Approximately 72 per cent of the respondents picked the 61-80 bucket, 25 per cent chose 41-60 and three per cent picked 81-99. This reflected a consensus that oil prices would remain within the current range, but with a small bias towards lower oil prices. However, it rejected the hypothesis that oil prices would collapse.

The second question asked how many more times the US Federal Reserve would hike interest rates. This question was asked on the day after the Fed had just raised interest rates. Approximately, five per cent of the respondents replied once more, 40 per cent said two more times, 43 per cent indicated three more times and 11 per cent said four more times. This suggests that Fed funds should finish the year above 2.5 per cent, which is higher than the Fed's guidance.

The next set of questions focused on the outlook for the United States economy. Some 75 per cent of the audience expected the economy to be the same or stronger. Not surprisingly, 85 per cent expected to hold the same level of risk or add risk this year. The responses also showed that people were not too concerned about the domestic or geopolitical situations. They were more focused on economic factors.

The next sets of questions were country specific, starting with Brazil. Regarding the presidential elections, 37 per cent expected Jair Bolsonaro to win. Only five per cent thought that Lula could win, and the rest were split on Marina Silva, Ciro Gomes and Geraldo Alckim.

Interestingly, 78 per cent of the respondents said that they were increasing their risk exposure in Brazil, and almost half of them said that they would express that view through corporate debt. A third said they would do it through equities, and only 10 per cent said that they would do it through the currency markets.

What Argentina had to say

The next questions were on Argentina. When asked about former President Cristina Fernandez de Kirchner, 86 per cent thought she would end up in jail. However, 81 per cent said that they were either going to hold or reduce their exposure to Argentina, reflecting a negative bias towards the country.

When asked how they would invest in the country, 48 per cent said through the corporate debt market.
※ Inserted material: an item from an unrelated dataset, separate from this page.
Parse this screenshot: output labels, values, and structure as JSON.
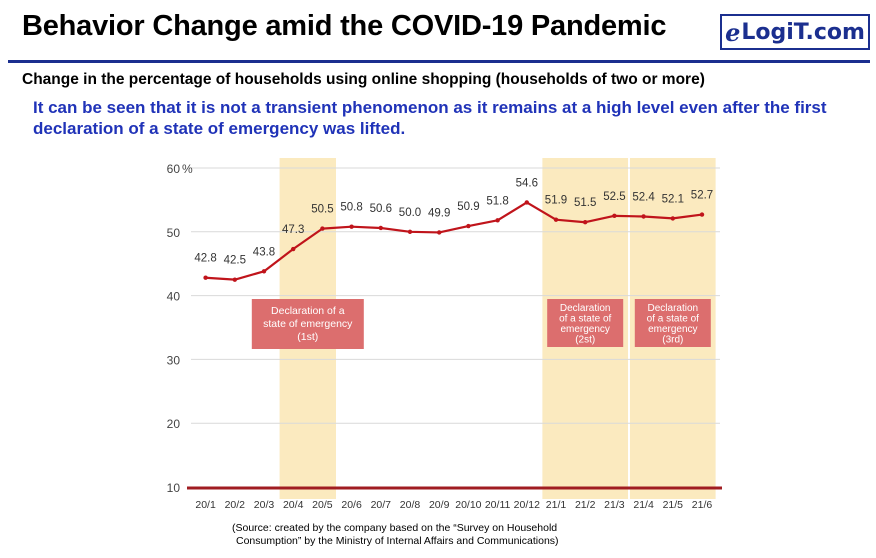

Only seven per cent said they would do it through the currency markets.

The third sets of questions were on Colombia. When asked who would win the presidential elections, Petro or Ivan Duque, 92 per cent chose the latter. However, when asked what percentage of their clients would leave the country if Petro won, the replies were less than 20 per cent. Nevertheless, all of them replied that their clients would move some assets out of the country if the leftist candidate won.

The next to last question was on the Mexican elections. More than 85 per cent of the respondents gave AMLO a better than 50:50 chance of winning the elections. This was in line with recent polling data.

Last of all, people remained very negative on Venezuela, with 57 per cent replying that it would be the dog of the year - despite the ongoing rally in Venezuelan sovereign and PDVSA bonds.

Sense of optimism

The responses reflected an overall sense of optimism in the market, despite the ongoing charade in Washington and on the geopolitical stage. This was motivating investors to increase their risk exposure, despite acknowledging that the Fed will continue to raise interest rates. The country that attracted the most attention was Brazil.

People were increasing their exposure to the country, despite their recognition that it could fall under the control of a right-wing populist leader. At the same time, there was a great deal of pessimism in Argentina, despite the fact that the leader of the left was probably going to end up in jail. In both the cases of Brazil and Argentina, there was a bias in favour of corporate debt and away from local currency issues.

Last of all, people were convinced that the centre-right candidate would win in Colombia. However, a victory by the left would not lead to a mass exodus, but there would be some capital flight.

The conclusion that could be made from the data was that economics remains the main driver of investor behaviour. Investors are very cognisant of the political factors and risks, but economic conditions are the main factors in shaping their investment decisions.

 -Dr Walter T. Molano is a managing partner and the head of research at BCP Securities LLC.